LONDON - Claims by MI5 and the Government that large numbers of young Muslims support terrorism are countered in a new survey that shows less than 1 per cent of the Islamic community sympathise with the actions of the 7/7 London bombers.
The findings are published in the wake of a speech made by Dame Eliza Manningham-Buller, director-general of MI5, in which she said that opinion polls indicated that over 100,000 of British citizens consider the July attacks were justified.
The new survey: Muslim views: Foreign policy and its effects, was carried out across the Muslim community in October and concludes that there is almost no support for terrorism amongst the Muslim community with just 1 per cent of those surveyed supporting the 7/7 London bombings.
Dame Eliza's speech follows on from Foreign Secretary Margaret Beckett's comments instructing British Muslims to "stand up and be counted", and are seen as softening up the public in advance of new security measures expected to be announced in the Queen's Speech today.
The 1990 Trust found that surveys by pollsters such as ICM and YouGov are showing artificially high rates of support for extremism because of the way questions are asked.
Karen Chouhan of the 1990 Trust described the misuse of the surveys to present an unrealistic threat as "irresponsible" and designed to create a "moral panic".
She warned " ... [it will] ... pave the way for renewed legislative assaults on civil liberties and can only serve to fuel fears and hostility towards Muslim communities in the UK. More investment should be made in highlighting the positives of Muslim contribution, and reviewing foreign policy - these are the main two measures, which will decrease disaffection.

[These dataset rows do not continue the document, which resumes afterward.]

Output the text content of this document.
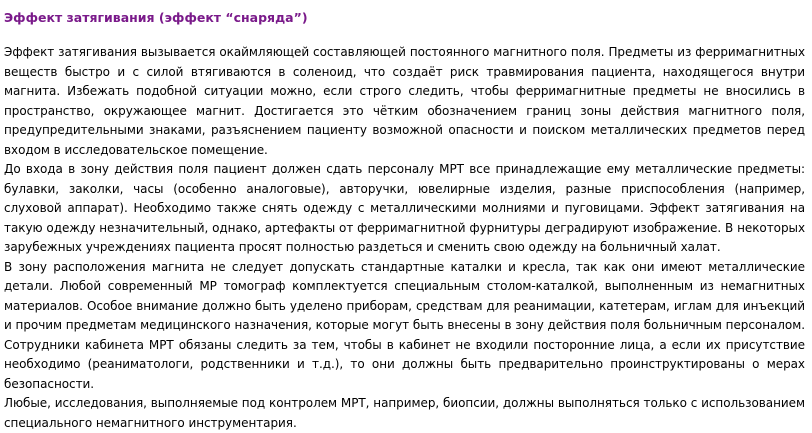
Эффект затягивания (эффект “снаряда”)

Эффект затягивания вызывается окаймляющей составляющей постоянного магнитного поля. Предметы из ферримагнитных веществ быстро и с силой втягиваются в соленоид, что создаёт риск травмирования пациента, находящегося внутри магнита. Избежать подобной ситуации можно, если строго следить, чтобы ферримагнитные предметы не вносились в пространство, окружающее магнит. Достигается это чётким обозначением границ зоны действия магнитного поля, предупредительными знаками, разъяснением пациенту возможной опасности и поиском металлических предметов перед входом в исследовательское помещение.

До входа в зону действия поля пациент должен сдать персоналу МРТ все принадлежащие ему металлические предметы: булавки, заколки, часы (особенно аналоговые), авторучки, ювелирные изделия, разные приспособления (например, слуховой аппарат). Необходимо также снять одежду с металлическими молниями и пуговицами. Эффект затягивания на такую одежду незначительный, однако, артефакты от ферримагнитной фурнитуры деградируют изображение. В некоторых зарубежных учреждениях пациента просят полностью раздеться и сменить свою одежду на больничный халат.

В зону расположения магнита не следует допускать стандартные каталки и кресла, так как они имеют металлические детали. Любой современный МР томограф комплектуется специальным столом-каталкой, выполненным из немагнитных материалов. Особое внимание должно быть уделено приборам, средствам для реанимации, катетерам, иглам для инъекций и прочим предметам медицинского назначения, которые могут быть внесены в зону действия поля больничным персоналом. Сотрудники кабинета МРТ обязаны следить за тем, чтобы в кабинет не входили посторонние лица, а если их присутствие необходимо (реаниматологи, родственники и т.д.), то они должны быть предварительно проинструктированы о мерах безопасности.

Любые, исследования, выполняемые под контролем МРТ, например, биопсии, должны выполняться только с использованием специального немагнитного инструментария.
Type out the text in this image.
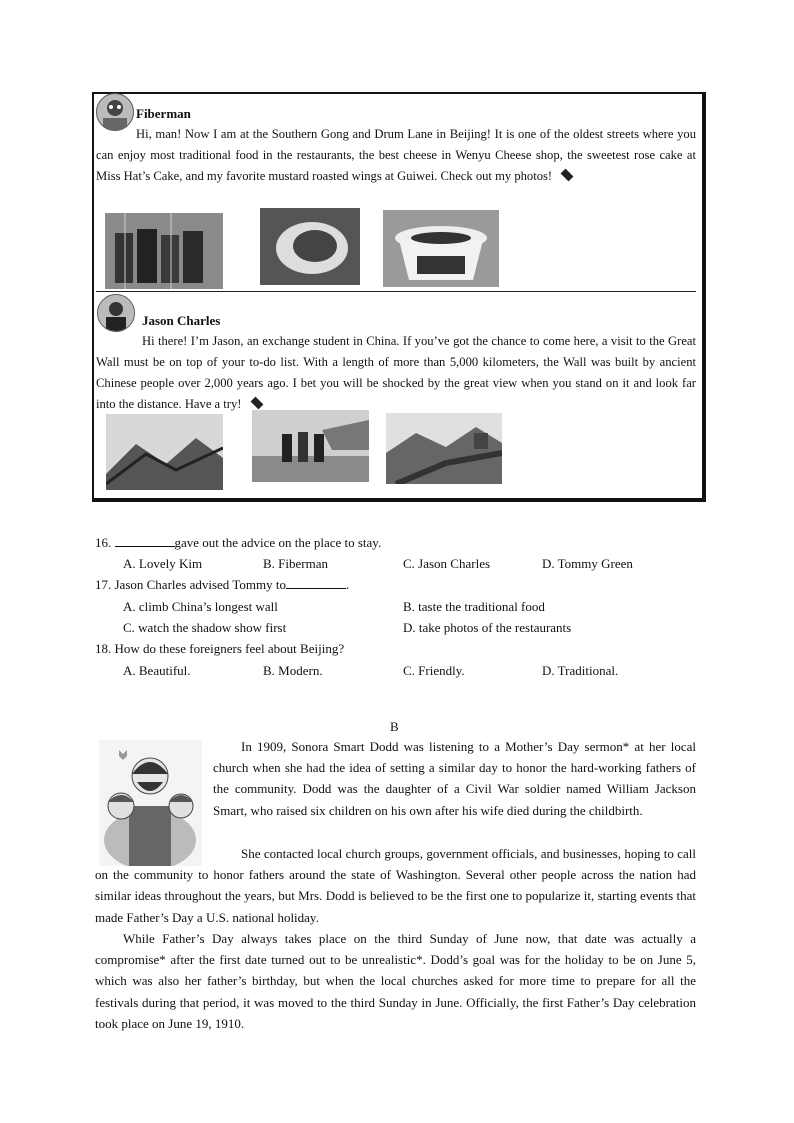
Fiberman
Hi, man! Now I am at the Southern Gong and Drum Lane in Beijing! It is one of the oldest streets where you can enjoy most traditional food in the restaurants, the best cheese in Wenyu Cheese shop, the sweetest rose cake at Miss Hat’s Cake, and my favorite mustard roasted wings at Guiwei. Check out my photos!
Jason Charles
Hi there! I’m Jason, an exchange student in China. If you’ve got the chance to come here, a visit to the Great Wall must be on top of your to-do list. With a length of more than 5,000 kilometers, the Wall was built by ancient Chinese people over 2,000 years ago. I bet you will be shocked by the great view when you stand on it and look far into the distance. Have a try!
16.	gave out the advice on the place to stay.
A. Lovely Kim	B. Fiberman	C. Jason Charles	D. Tommy Green
17. Jason Charles advised Tommy to	.
A. climb China’s longest wall	B. taste the traditional food
C. watch the shadow show first	D. take photos of the restaurants
18. How do these foreigners feel about Beijing?
A. Beautiful.	B. Modern.	C. Friendly.	D. Traditional.
B
In 1909, Sonora Smart Dodd was listening to a Mother’s Day sermon* at her local church when she had the idea of setting a similar day to honor the hard-working fathers of the community. Dodd was the daughter of a Civil War soldier named William Jackson Smart, who raised six children on his own after his wife died during the childbirth.
She contacted local church groups, government officials, and businesses, hoping to call on the community to honor fathers around the state of Washington. Several other people across the nation had similar ideas throughout the years, but Mrs. Dodd is believed to be the first one to popularize it, starting events that made Father’s Day a U.S. national holiday.
While Father’s Day always takes place on the third Sunday of June now, that date was actually a compromise* after the first date turned out to be unrealistic*. Dodd’s goal was for the holiday to be on June 5, which was also her father’s birthday, but when the local churches asked for more time to prepare for all the festivals during that period, it was moved to the third Sunday in June. Officially, the first Father’s Day celebration took place on June 19, 1910.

Why is it that the positive stories don't make the news or politicians speeches - because it doesn't suit their agenda of maintaining the foreign policy and deflecting their blame on to Muslims"
Key points in the survey showed 91 per cent of Muslims in Britain disagree with the UK's foreign policy, 82 per cent have become more radicalised in recent times but in the form of attending demonstrations, writing to their MPs etc (46 per cent), and less than 1 per cent of Muslims say they obtain information on the Middle East from mosques and clerics.

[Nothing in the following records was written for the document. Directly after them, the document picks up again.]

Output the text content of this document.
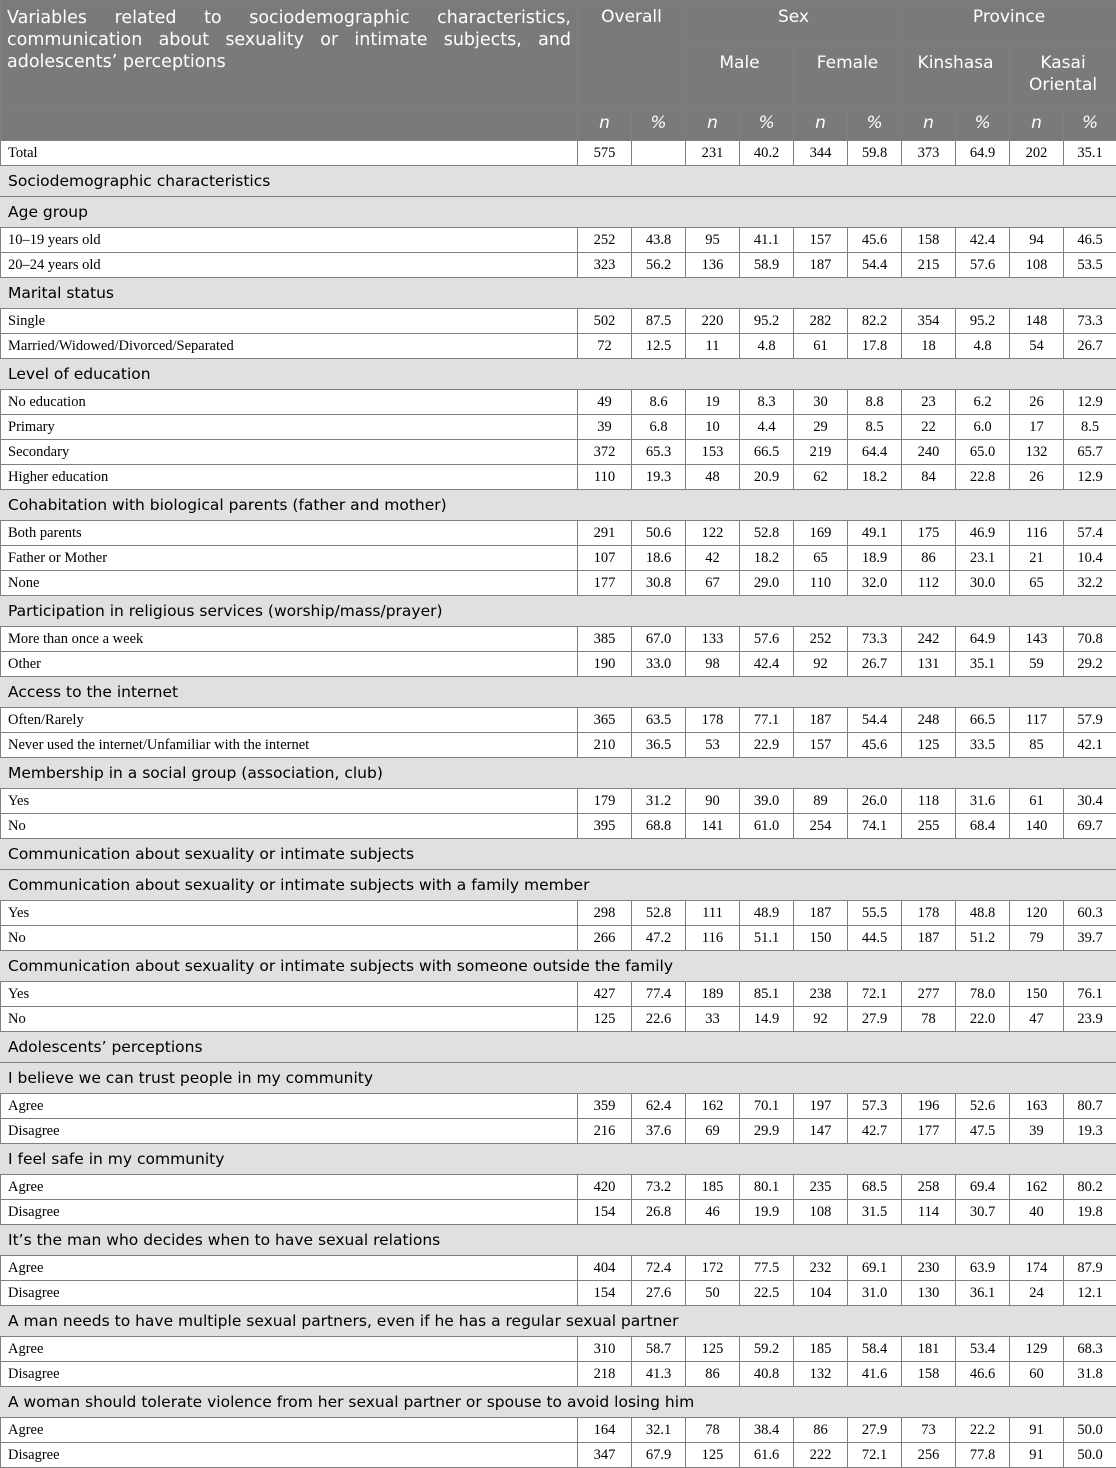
Variables related to sociodemographic characteristics, communication about sexuality or intimate subjects, and adolescents’ perceptions	Overall		Sex				Province			
			Male		Female		Kinshasa		Kasai Oriental	
	n	%	n	%	n	%	n	%	n	%
Total	575		231	40.2	344	59.8	373	64.9	202	35.1
Sociodemographic characteristics										
Age group										
10–19 years old	252	43.8	95	41.1	157	45.6	158	42.4	94	46.5
20–24 years old	323	56.2	136	58.9	187	54.4	215	57.6	108	53.5
Marital status										
Single	502	87.5	220	95.2	282	82.2	354	95.2	148	73.3
Married/Widowed/Divorced/Separated	72	12.5	11	4.8	61	17.8	18	4.8	54	26.7
Level of education										
No education	49	8.6	19	8.3	30	8.8	23	6.2	26	12.9
Primary	39	6.8	10	4.4	29	8.5	22	6.0	17	8.5
Secondary	372	65.3	153	66.5	219	64.4	240	65.0	132	65.7
Higher education	110	19.3	48	20.9	62	18.2	84	22.8	26	12.9
Cohabitation with biological parents (father and mother)										
Both parents	291	50.6	122	52.8	169	49.1	175	46.9	116	57.4
Father or Mother	107	18.6	42	18.2	65	18.9	86	23.1	21	10.4
None	177	30.8	67	29.0	110	32.0	112	30.0	65	32.2
Participation in religious services (worship/mass/prayer)										
More than once a week	385	67.0	133	57.6	252	73.3	242	64.9	143	70.8
Other	190	33.0	98	42.4	92	26.7	131	35.1	59	29.2
Access to the internet										
Often/Rarely	365	63.5	178	77.1	187	54.4	248	66.5	117	57.9
Never used the internet/Unfamiliar with the internet	210	36.5	53	22.9	157	45.6	125	33.5	85	42.1
Membership in a social group (association, club)										
Yes	179	31.2	90	39.0	89	26.0	118	31.6	61	30.4
No	395	68.8	141	61.0	254	74.1	255	68.4	140	69.7
Communication about sexuality or intimate subjects										
Communication about sexuality or intimate subjects with a family member										
Yes	298	52.8	111	48.9	187	55.5	178	48.8	120	60.3
No	266	47.2	116	51.1	150	44.5	187	51.2	79	39.7
Communication about sexuality or intimate subjects with someone outside the family										
Yes	427	77.4	189	85.1	238	72.1	277	78.0	150	76.1
No	125	22.6	33	14.9	92	27.9	78	22.0	47	23.9
Adolescents’ perceptions										
I believe we can trust people in my community										
Agree	359	62.4	162	70.1	197	57.3	196	52.6	163	80.7
Disagree	216	37.6	69	29.9	147	42.7	177	47.5	39	19.3
I feel safe in my community										
Agree	420	73.2	185	80.1	235	68.5	258	69.4	162	80.2
Disagree	154	26.8	46	19.9	108	31.5	114	30.7	40	19.8
It’s the man who decides when to have sexual relations										
Agree	404	72.4	172	77.5	232	69.1	230	63.9	174	87.9
Disagree	154	27.6	50	22.5	104	31.0	130	36.1	24	12.1
A man needs to have multiple sexual partners, even if he has a regular sexual partner										
Agree	310	58.7	125	59.2	185	58.4	181	53.4	129	68.3
Disagree	218	41.3	86	40.8	132	41.6	158	46.6	60	31.8
A woman should tolerate violence from her sexual partner or spouse to avoid losing him										
Agree	164	32.1	78	38.4	86	27.9	73	22.2	91	50.0
Disagree	347	67.9	125	61.6	222	72.1	256	77.8	91	50.0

Last week Dame Eliza said the security agency had uncovered up to 30 alleged "mass casualty" terror plots in operation in Britain, as well as hundreds of young British Muslims on a path to radicalisation.
In an unprecedented public announcement on Thursday, the head of MI5 revealed that the caseload of the Security Services had risen by 80 per cent since January, and that the counter-terrorism agency was fighting to keep the rapidly growing threat under control
Describing the scale of the home-grown terrorist problem, she said MI5 and the police were tackling 200 groups or networks totalling more than 1600 identified individuals in the UK who were "actively engaged in plotting or facilitating terrorist acts".

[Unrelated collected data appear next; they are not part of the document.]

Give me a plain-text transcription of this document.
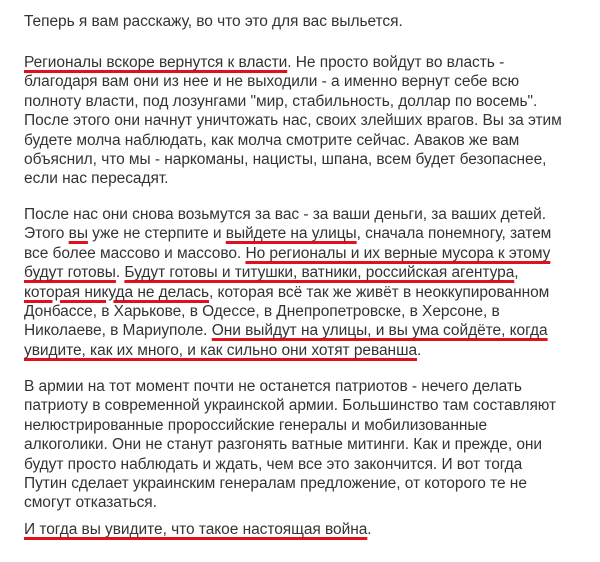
Теперь я вам расскажу, во что это для вас выльется.

Регионалы вскоре вернутся к власти. Не просто войдут во власть -
благодаря вам они из нее и не выходили - а именно вернут себе всю
полноту власти, под лозунгами "мир, стабильность, доллар по восемь".
После этого они начнут уничтожать нас, своих злейших врагов. Вы за этим
будете молча наблюдать, как молча смотрите сейчас. Аваков же вам
объяснил, что мы - наркоманы, нацисты, шпана, всем будет безопаснее,
если нас пересадят.

После нас они снова возьмутся за вас - за ваши деньги, за ваших детей.
Этого вы уже не стерпите и выйдете на улицы, сначала понемногу, затем
все более массово и массово. Но регионалы и их верные мусора к этому
будут готовы. Будут готовы и титушки, ватники, российская агентура,
которая никуда не делась, которая всё так же живёт в неоккупированном
Донбассе, в Харькове, в Одессе, в Днепропетровске, в Херсоне, в
Николаеве, в Мариуполе. Они выйдут на улицы, и вы ума сойдёте, когда
увидите, как их много, и как сильно они хотят реванша.

В армии на тот момент почти не останется патриотов - нечего делать
патриоту в современной украинской армии. Большинство там составляют
нелюстрированные пророссийские генералы и мобилизованные
алкоголики. Они не станут разгонять ватные митинги. Как и прежде, они
будут просто наблюдать и ждать, чем все это закончится. И вот тогда
Путин сделает украинским генералам предложение, от которого те не
смогут отказаться.

И тогда вы увидите, что такое настоящая война.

Speaking to an audience at the department of contemporary British history at Queen Mary College in London, Dame Eliza said because of the sheer scale of what MI5 faces, the issue was daunting. "We shan't always make the right choices and we recognise that we shall have 'scare sympathy' if we are unable to prevent one of our targets committing an atrocity."
The nature of the threat was increasing because of the radicalisation of British Muslims, including some as young as 16, and it "will be with us for a generation".
Muslim views: Foreign policy and its effects concludes there is almost no support for terrorism among the Muslim community.
91 per cent of Muslims in Britain disagree with the UK's foreign policy
82 per cent of Muslims have become more radicalised in recent times but in the form of attending demonstrations, writing to their MPs etc (46 per cent).
1 per cent of those surveyed supported the London bombings.
1 per cent of Muslims say they obtain information on the Middle East from mosques and clerics.